Yahoo reports she’s too ambitious. She’s not apologetic enough. She should smile more.
The debate over Joe Biden’s running mate has recently ticked through a familiar list of stereotypes about women in politics as the Democratic presidential candidate and his allies stumble through a search they had hoped would stand out for its inclusion and diversity.
Instead, the vice presidential vetting has resurfaced internal party divisions between the old-guard establishment and a younger generation that’s more attuned to gender and racial biases and willing to speak out. Some contend it’s just more evidence of why Biden needs a woman on his ticket.
“The fact is that although we’ve come really far in the last 100 years, we haven’t come far enough for women candidates to be treated with the same level of decency as the male candidates are,” said Donna Brazile, a former Democratic National Committee chair.
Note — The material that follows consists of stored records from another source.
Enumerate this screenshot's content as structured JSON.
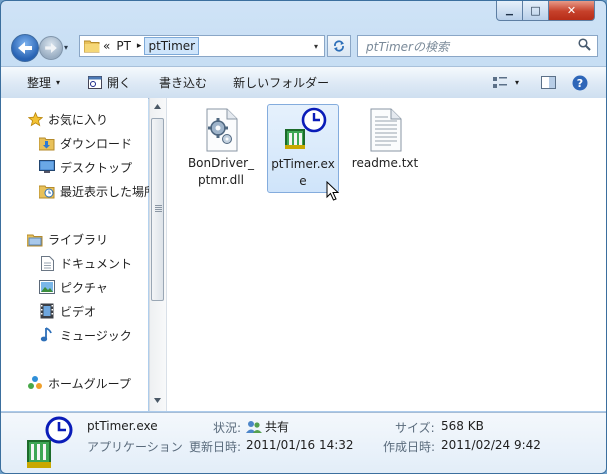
{
  "window": {
    "minimize_glyph": "▁",
    "maximize_glyph": "□",
    "close_glyph": "✕"
  },
  "address": {
    "recent_glyph": "▾",
    "overflow": "«",
    "crumbs": [
      "PT",
      "ptTimer"
    ],
    "separator": "▸",
    "dropdown_glyph": "▾",
    "refresh_icon": "refresh-icon"
  },
  "search": {
    "placeholder": "ptTimerの検索"
  },
  "toolbar": {
    "organize": "整理",
    "open": "開く",
    "burn": "書き込む",
    "new_folder": "新しいフォルダー",
    "dropdown_glyph": "▾"
  },
  "nav": {
    "favorites": "お気に入り",
    "downloads": "ダウンロード",
    "desktop": "デスクトップ",
    "recent": "最近表示した場所",
    "libraries": "ライブラリ",
    "documents": "ドキュメント",
    "pictures": "ピクチャ",
    "videos": "ビデオ",
    "music": "ミュージック",
    "homegroup": "ホームグループ"
  },
  "files": [
    {
      "name": "BonDriver_ptmr.dll",
      "icon": "dll-gear-icon"
    },
    {
      "name": "ptTimer.exe",
      "icon": "clock-app-icon"
    },
    {
      "name": "readme.txt",
      "icon": "text-file-icon"
    }
  ],
  "details": {
    "name": "ptTimer.exe",
    "type": "アプリケーション",
    "status_label": "状況:",
    "status_value": "共有",
    "modified_label": "更新日時:",
    "modified_value": "2011/01/16 14:32",
    "size_label": "サイズ:",
    "size_value": "568 KB",
    "created_label": "作成日時:",
    "created_value": "2011/02/24 9:42"
  },
  "colors": {
    "accent": "#3a6ea5",
    "selection": "#cfe4fa",
    "close_red": "#c6402a"
  }
}
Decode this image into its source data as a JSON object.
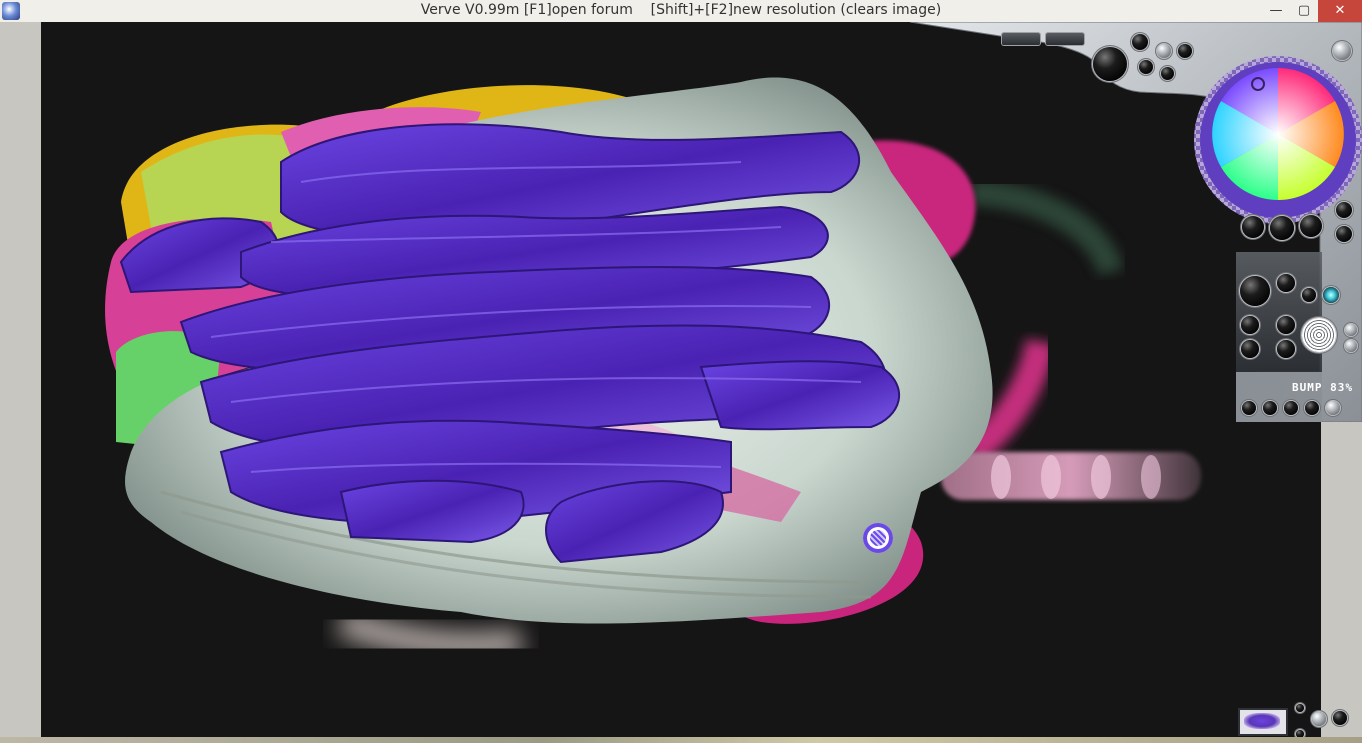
{
  "window": {
    "title": "Verve V0.99m [F1]open forum    [Shift]+[F2]new resolution (clears image)",
    "minimize_glyph": "—",
    "maximize_glyph": "▢",
    "close_glyph": "✕"
  },
  "panel": {
    "bump_label": "BUMP 83%",
    "bump_percent": 83
  },
  "colors": {
    "canvas_background": "#151515",
    "brush_purple": "#5a33c4",
    "panel_metal": "#c3c6ca",
    "close_button": "#c7463b"
  },
  "icons": [
    "app-icon",
    "minimize-icon",
    "maximize-icon",
    "close-icon",
    "color-wheel",
    "brush-cursor-icon"
  ]
}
Biden, the presumptive nominee, has said he will pick a woman as his number two and he would probably reach a decision this week, though a formal announcement could come later.
The scrutiny of his choices has intensified in recent weeks, while allies have weighed in, sometimes in ways that feed the tensions.
On Monday, Ed Rendell, a former Democratic Party chair and a Biden ally, was quoted in The Washington Post noting that there has been recent buzz about former national security adviser Susan Rice. He observed that Rice was smiling during a TV appearance, “something that she doesn’t do all that readily,” and that she was “actually somewhat charming.”
Rendell, 76, has commented on another candidate’s demeanor, too, telling CNN last week that California Sen. Kamala Harris can “rub people the wrong way.”
Some see that sort of commentary — docking women for being aggressive and rewarding them for intangibles such as likability — as the sort of bias they say has dogged women in politics for decades.
Rendell said in a phone interview Monday that any suggestions his comment about Rice was sexist were “ludicrous.” He said it was a compliment, a description of a good candidate, no different from when people commented on Richard Nixon smiling more on the comeback trail.
“This country is so nuts,” he said of criticism of his choice of words, blaming it partly on the media. “We’re going crazy.”